Project Mercury and the Pilots Role

Project Mercury evolved during these debates and solidified their outcomes. By 1958, it had become clear that NASA, and not the air force, would run the first American program to put people into orbit, in a project that would come to be known as Mercury. NASA introduced its first set of astronauts in April 1959, followed by a glossy exclusive spread in Life magazine that fall (and more than seventy articles on the astronauts and their wives in the following four years). Public response, fueled by Life's exclusive, heroic coverage, set a celebratory tone that only intensified in response to successful flights.19 While the astronauts explained their role as the ultimate backup system, ready to take over if the machines were to fail, the press and the public imagined them as American heroes in full control of their fates. As Mercury took center stage, what had been a professional debate among pilots and engineers now became a matter of public interest and cold war politics: just what should the human do in space?

Writer Tom Wolfe's book The Right Stuff and the popular (somewhat fictionalized) movie of the same name captured these tensions surrounding Mercury. Wolfe cast the debate between traditional test pilots like Chuck Yeager who compared riding atop a Redstone rocket to ''spam in a can'' and the hopeful, though uncertain astronauts. ''The difference between pilot and passenger in any flying craft,'' Wolfe recounted, ''came down to one point: control.''20 Wolfe wrote about the macho conflict between the Edwards test-pilot crowd (the men who founded the SETP) and the relative upstarts that would form the team known as the Mercury Seven (none of them SETP members), and how the test pilots gradually saw their glory eclipsed by the huge public response to Mercury. Whatever its limitations, the resonance and public impact of Wolfe's writing testifies to the issue's central place in the cultural image of the program.

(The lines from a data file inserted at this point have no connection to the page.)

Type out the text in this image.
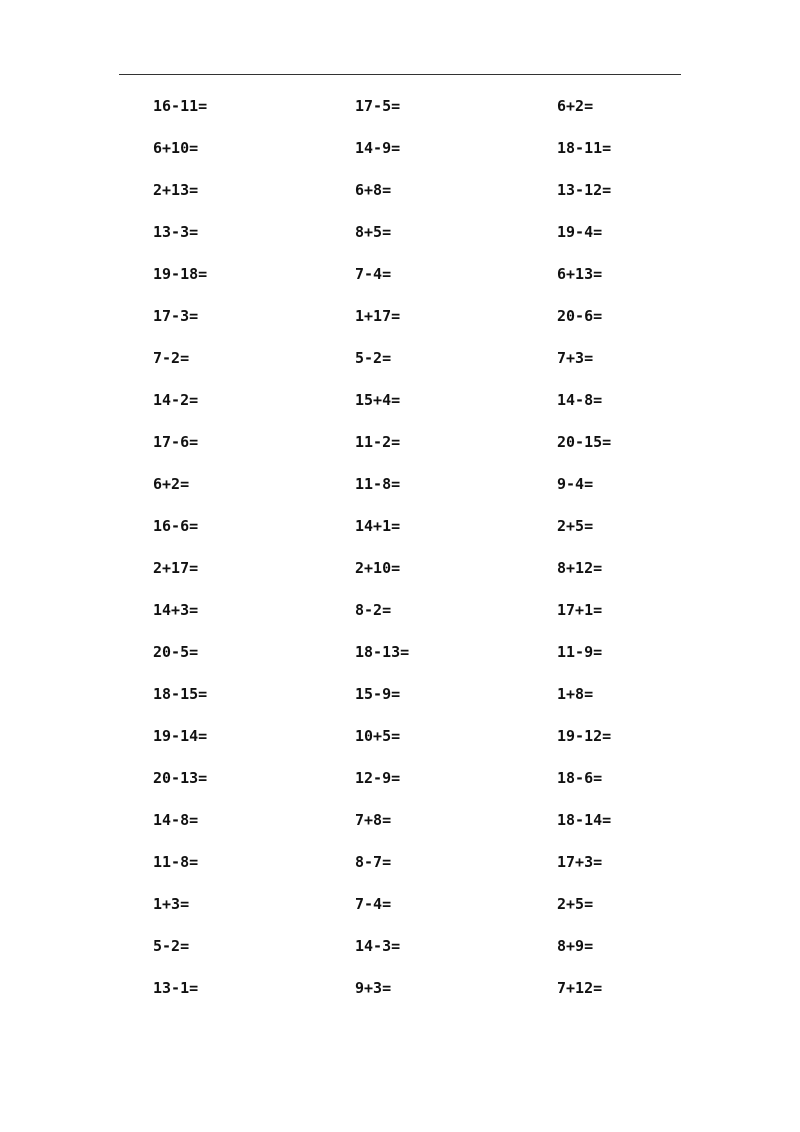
16-11=
6+10=
2+13=
13-3=
19-18=
17-3=
7-2=
14-2=
17-6=
6+2=
16-6=
2+17=
14+3=
20-5=
18-15=
19-14=
20-13=
14-8=
11-8=
1+3=
5-2=
13-1=
17-5=
14-9=
6+8=
8+5=
7-4=
1+17=
5-2=
15+4=
11-2=
11-8=
14+1=
2+10=
8-2=
18-13=
15-9=
10+5=
12-9=
7+8=
8-7=
7-4=
14-3=
9+3=
6+2=
18-11=
13-12=
19-4=
6+13=
20-6=
7+3=
14-8=
20-15=
9-4=
2+5=
8+12=
17+1=
11-9=
1+8=
19-12=
18-6=
18-14=
17+3=
2+5=
8+9=
7+12=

Yet as we have seen, Wolfe overemphasized the ''cowboy'' nature of the test pilots and missed the scientific-technical dimension of their professional identities. He saw friction between the pilots, who wanted to fly, and engineers, who focused on automation and technology. But the conflict was not simply between pilots and engineers, but also between groups of pilots and groups of engineers, a clash of cultures with different visions of the human role. Manned spaceflight in America would be a synthesis of these visions, led by one group with a particular background: the Space Task Group.